One of the main barriers for more ambitious climate action is our own psychology. Humans are psychologically wired to underestimate abstract and far-away threats like climate change. The virus, which in the beginning seemed like a remote possibility when it appeared still confined to the city of Wuhan, has meanwhile succeeded to capture our imagination. Climate change has failed to attract a similar level of alertness. Greta Thunberg wanted us to panic – but we didn’t. The future success of climate policy may also depend on whether we will finally grasp the full sense of urgency.
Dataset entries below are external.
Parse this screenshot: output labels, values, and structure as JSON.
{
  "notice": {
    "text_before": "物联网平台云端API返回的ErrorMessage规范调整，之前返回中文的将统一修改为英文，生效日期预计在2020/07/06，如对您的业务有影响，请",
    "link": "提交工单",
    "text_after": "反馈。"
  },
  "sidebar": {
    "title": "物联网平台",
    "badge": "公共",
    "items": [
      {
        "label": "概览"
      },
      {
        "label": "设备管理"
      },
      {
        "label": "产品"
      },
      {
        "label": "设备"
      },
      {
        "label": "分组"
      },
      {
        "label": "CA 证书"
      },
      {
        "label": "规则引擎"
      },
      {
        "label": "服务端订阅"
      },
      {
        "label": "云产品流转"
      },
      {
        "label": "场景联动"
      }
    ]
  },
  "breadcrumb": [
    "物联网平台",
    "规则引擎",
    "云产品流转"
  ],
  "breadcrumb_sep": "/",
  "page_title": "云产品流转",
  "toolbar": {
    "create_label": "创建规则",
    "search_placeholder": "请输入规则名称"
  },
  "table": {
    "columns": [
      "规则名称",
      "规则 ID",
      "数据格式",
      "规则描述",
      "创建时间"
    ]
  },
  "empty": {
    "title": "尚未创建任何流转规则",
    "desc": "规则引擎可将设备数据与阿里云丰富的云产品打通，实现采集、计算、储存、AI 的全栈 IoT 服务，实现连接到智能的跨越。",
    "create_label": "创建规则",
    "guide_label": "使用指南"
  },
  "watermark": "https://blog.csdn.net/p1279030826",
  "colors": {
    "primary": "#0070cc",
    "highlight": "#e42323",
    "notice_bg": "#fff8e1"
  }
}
While saving the climate may not be as expensive as commonly thought, climate policy will inevitably create losers. The most imminent group of losers, the fossil fuel industry, is incidentally also one that has seemingly unconquerable lobbying power. It is time that we find a way to give more power to institutions that are better aligned with long-term goals – and more lobby-proof – than politicians on a re-election mission. The Committee on Climate Change was a good start, as was the creation of a Citizen Assembly on Climate Change. Now it needs to be made sure that they are listened to.

Perhaps most importantly, policymakers need to ensure that mitigation measures are designed such that they take account of citizens’ concerns: What if heating becomes so expensive that we cannot afford it next winter? Will I still be able to afford my daily commutes? Insulating highly affected communities and low-income households from exorbitant price hikes will be key to ensuring public support.

The coronavirus poaching problem

For these solutions to emerge, however, we need to overcome the politicisation of climate change. Around the world, many measures against Covid-19 were only successful because they built on a platform of broad cross-partisan support. Harnessing support for climate change across political divides is crucial. So is getting disgruntled climate sceptics and those led astray by misinformation back on board.

Eventually, the current pandemic might just culminate in exactly the change in political culture needed to progress climate action. Amid the pandemic we have been living through the harshest restrictions on personal and economic liberties that most people have seen in their lifetime. Globally, the sums of money mobilised for economic recovery are unprecedented. Covid-19 has shown what is possible once there is just enough political will.

In a post-pandemic world, will politicians still get away with decrying the demands of climate activists as unrealistic? Chances are that the new generation of climate strikers will give policy makers a much harder time to dismiss ambitious mitigation proposals, such as higher carbon prices, on the basis of them being too much of a burden on the economy.

Franziska Funke is a research assistant and visiting doctoral student at the University of Oxford, researching climate change mitigation policies.